Great nights: The Dream of Gerontius Clockwise from top left: Allan Clayton, Alice Coote, Gerald Finley.

Great nights: The Dream of Gerontius

Jenna Simeonov

It’s said that Edward Elgar wasn’t satisfied with calling his The Dream of Gerontius an oratorio, and it’s not hard to see why. Last night’s performance by the London Symphony Orchestra, under Sir Mark Elder, had the look of an oratorio, with singers holding scores and in-concert dress filling the stage of the Barbican Centre’s Hall, yet the work itself was full of such specificity and honed drama that it felt, well, operatic.

Gerontius is set to the poem by John Henry Newman, about a man’s journey from his deathbed to his arrival in purgatory. The music seems to begin in the third act of an ongoing tale, a beautiful mirror to meeting a man at the end of his life.

The LSO played with warmth and fire, as a huge unit and as a collection of chamber ensembles. Maestro Elder left room to breathe around Elgar’s sweeping phrases, and he took care to constantly create theatre, not just music. The London Symphony Chorus sang with a lush sound that matched the orchestra’s, and they had some of the most exciting moments of drama in Elgar’s score. They were beautiful as mourners and angels, and appropriately terrifying as the chorus of demons.

Three exciting solo singers shared the “roles”; tenor Allan Clayton was Gerontius, opposite Alice Coote as the Angel, and Gerald Finley sang the Priest and the Angel of the Agony. Together, the singers were a perfect trio of excellent voices and touching drama; we were drawn in immediately by the constant creativity of their sounds, and even more impressively, the “show” they created even from their seats.

Clayton seemed to embody the “everyman” quality of Gerontius. He sang with a strong, versatile sound that always felt vulnerable. He could go from hollow, wary whispers, to a thrilling silvery sound at the height of his volume and range. He began part II with a stunning hushed voice, and ended with a moving wail that felt like Gerontius was trying to express a lifetime of wants in one breath.
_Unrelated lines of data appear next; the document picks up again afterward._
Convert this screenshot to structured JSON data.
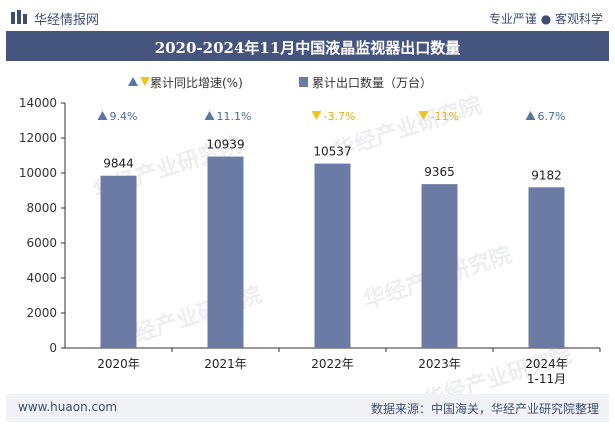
{
  "header": {
    "brand": "华经情报网",
    "slogan": "专业严谨 ● 客观科学"
  },
  "watermark_text": "华经产业研究院",
  "chart_data": {
    "type": "bar",
    "title": "2020-2024年11月中国液晶监视器出口数量",
    "categories": [
      "2020年",
      "2021年",
      "2022年",
      "2023年",
      "2024年\n1-11月"
    ],
    "series": [
      {
        "name": "累计出口数量（万台）",
        "values": [
          9844,
          10939,
          10537,
          9365,
          9182
        ]
      },
      {
        "name": "累计同比增速(%)",
        "values": [
          9.4,
          11.1,
          -3.7,
          -11,
          6.7
        ],
        "labels": [
          "9.4%",
          "11.1%",
          "-3.7%",
          "-11%",
          "6.7%"
        ]
      }
    ],
    "ylim": [
      0,
      14000
    ],
    "yticks": [
      0,
      2000,
      4000,
      6000,
      8000,
      10000,
      12000,
      14000
    ],
    "xlabel": "",
    "ylabel": "",
    "legend": "top-center",
    "colors": {
      "bar": "#6b7ba3",
      "up": "#5a77a0",
      "down": "#f0c419",
      "up_text": "#4a6a98",
      "down_text": "#e0b010"
    }
  },
  "footer": {
    "website": "www.huaon.com",
    "source": "数据来源：中国海关，华经产业研究院整理"
  }
}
Finley’s dark sound was a gorgeous complement to Clayton’s, and he sang with attention and energy given to every letter of his text. His Angel of the Agony was particularly exciting; he sounded more human than superhuman, like a man with endless baggage, trying to pay goodness forward towards Gerontius.

Alice Coote held her status as one of the most moving singers we’ve ever heard onstage. She took enormous vocal risks, and shared Finley’s human traits even as a guardian angel. That spacious warmth in her middle and low voice drives up to an exciting focus and power at the top of her range; she seemed to have a knowing benevolence in her sound that suited the story beautifully. Coote and Clayton shared perfect moments of acknowledgement from their places on opposite sides of the conductor’s podium. She was stunning to watch; she had such specificity on her face, from her almost-shy greeting of Gerontius, to her wise, tour-guide qualities as she takes him through his first moments in the afterlife.

The night seemed to be a perfect melding of work and artists. It was our first hearing of The Dream of Gerontius, and with the dramatic elements so beautifully highlighted by Sir Mark Elder, the LSO and chorus, and by Clayton, Coote, and Finley, we’re now itching to see a staged experiment of Elgar’s work.